Although it pays attention to issues such as international treaties and diplomatic negotiations over the delimitation of boundaries following the collapse of the Ottoman Empire, and thus draws on concerns formulated by the disciplines of International Law and International Relations, our history-based research agenda is mainly inspired by methodological and epistemological debates among geographers, anthropologists and sociologists.
Our research is guided by three principle objectives
- A socio-historical analysis of state violence in the borderlands of the Middle East;
- An examination of the capacities (agency) of border populations to create the history of the borderlands, nation-states, and the region as a whole; and
- A study of the “frontier effects” based around notion of space and time, and involving various levels of observation (macro, meso and micro), in order to identify the ruptures and continuities evoked by the delineation of new borderlines in the Middle East.
The project posits that while the issue of the crisis of the territorial nation-state in the Middle East – including the loss of control of the state over border areas, territorial fragmentation, and increasing smuggling and trafficking of goods and human beings – remains, it cannot be simply understood as the “logical” consequence of an “artificial” or “imported” political construction.
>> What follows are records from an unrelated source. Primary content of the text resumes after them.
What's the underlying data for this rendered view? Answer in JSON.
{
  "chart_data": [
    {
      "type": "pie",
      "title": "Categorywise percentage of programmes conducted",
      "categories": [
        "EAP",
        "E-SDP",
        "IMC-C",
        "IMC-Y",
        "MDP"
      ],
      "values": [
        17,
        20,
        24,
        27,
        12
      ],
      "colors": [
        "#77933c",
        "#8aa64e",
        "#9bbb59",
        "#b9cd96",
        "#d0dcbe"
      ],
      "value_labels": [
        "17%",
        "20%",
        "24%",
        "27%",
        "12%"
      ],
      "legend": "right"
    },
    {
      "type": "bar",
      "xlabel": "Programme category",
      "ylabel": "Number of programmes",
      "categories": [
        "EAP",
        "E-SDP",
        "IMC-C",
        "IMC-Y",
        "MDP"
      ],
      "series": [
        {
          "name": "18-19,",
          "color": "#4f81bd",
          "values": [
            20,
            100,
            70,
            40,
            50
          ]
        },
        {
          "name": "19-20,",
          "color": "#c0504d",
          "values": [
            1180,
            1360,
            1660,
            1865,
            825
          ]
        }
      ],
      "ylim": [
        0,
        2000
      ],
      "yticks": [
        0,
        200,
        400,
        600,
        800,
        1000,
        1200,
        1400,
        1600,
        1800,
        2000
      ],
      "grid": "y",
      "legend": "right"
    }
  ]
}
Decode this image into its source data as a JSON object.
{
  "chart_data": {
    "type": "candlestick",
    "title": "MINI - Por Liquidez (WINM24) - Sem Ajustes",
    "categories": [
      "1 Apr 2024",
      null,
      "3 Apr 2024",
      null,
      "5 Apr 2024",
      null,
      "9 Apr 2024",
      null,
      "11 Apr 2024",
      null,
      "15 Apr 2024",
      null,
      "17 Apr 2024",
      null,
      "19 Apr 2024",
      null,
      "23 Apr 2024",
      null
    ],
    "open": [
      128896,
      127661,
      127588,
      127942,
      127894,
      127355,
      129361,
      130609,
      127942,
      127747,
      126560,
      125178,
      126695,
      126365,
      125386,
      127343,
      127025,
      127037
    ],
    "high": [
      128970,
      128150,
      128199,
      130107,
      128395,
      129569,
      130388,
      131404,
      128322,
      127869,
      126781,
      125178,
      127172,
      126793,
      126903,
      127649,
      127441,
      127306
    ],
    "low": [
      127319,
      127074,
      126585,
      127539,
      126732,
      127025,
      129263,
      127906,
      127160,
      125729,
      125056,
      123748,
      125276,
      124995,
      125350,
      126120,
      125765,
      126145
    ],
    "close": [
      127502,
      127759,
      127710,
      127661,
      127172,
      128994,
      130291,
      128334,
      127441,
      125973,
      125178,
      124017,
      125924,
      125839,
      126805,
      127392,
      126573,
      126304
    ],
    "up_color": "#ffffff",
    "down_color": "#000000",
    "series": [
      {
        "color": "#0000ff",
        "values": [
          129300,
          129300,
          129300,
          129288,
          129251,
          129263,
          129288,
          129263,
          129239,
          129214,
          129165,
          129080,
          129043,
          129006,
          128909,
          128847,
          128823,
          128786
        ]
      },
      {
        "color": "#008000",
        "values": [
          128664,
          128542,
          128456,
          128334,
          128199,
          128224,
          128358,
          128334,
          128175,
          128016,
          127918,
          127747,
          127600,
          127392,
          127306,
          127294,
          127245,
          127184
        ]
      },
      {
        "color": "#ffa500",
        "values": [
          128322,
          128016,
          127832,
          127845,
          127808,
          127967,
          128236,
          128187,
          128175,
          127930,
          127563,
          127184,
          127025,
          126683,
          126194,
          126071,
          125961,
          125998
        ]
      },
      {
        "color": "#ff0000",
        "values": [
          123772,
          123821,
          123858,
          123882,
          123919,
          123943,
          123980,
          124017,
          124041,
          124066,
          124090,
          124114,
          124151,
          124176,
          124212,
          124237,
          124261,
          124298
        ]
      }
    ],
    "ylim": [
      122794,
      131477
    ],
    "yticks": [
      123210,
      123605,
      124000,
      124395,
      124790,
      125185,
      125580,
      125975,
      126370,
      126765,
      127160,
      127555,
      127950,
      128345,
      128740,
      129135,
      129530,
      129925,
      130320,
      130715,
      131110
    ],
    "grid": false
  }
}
By looking at the social construction of international frontiers at the borderlands located between Turkey, Iraq and Syria in the interwar era, the project seeks to provide a much more holistic yet finely-grained understanding of the formation of the territorial state in the Middle East in the aftermath of the First World War. Overall, this research programme aims at developing a theoretical reflection on borders in the Middle East and, ultimately, on the construction of nation-states, as seen from a transborder perspective in the region and beyond.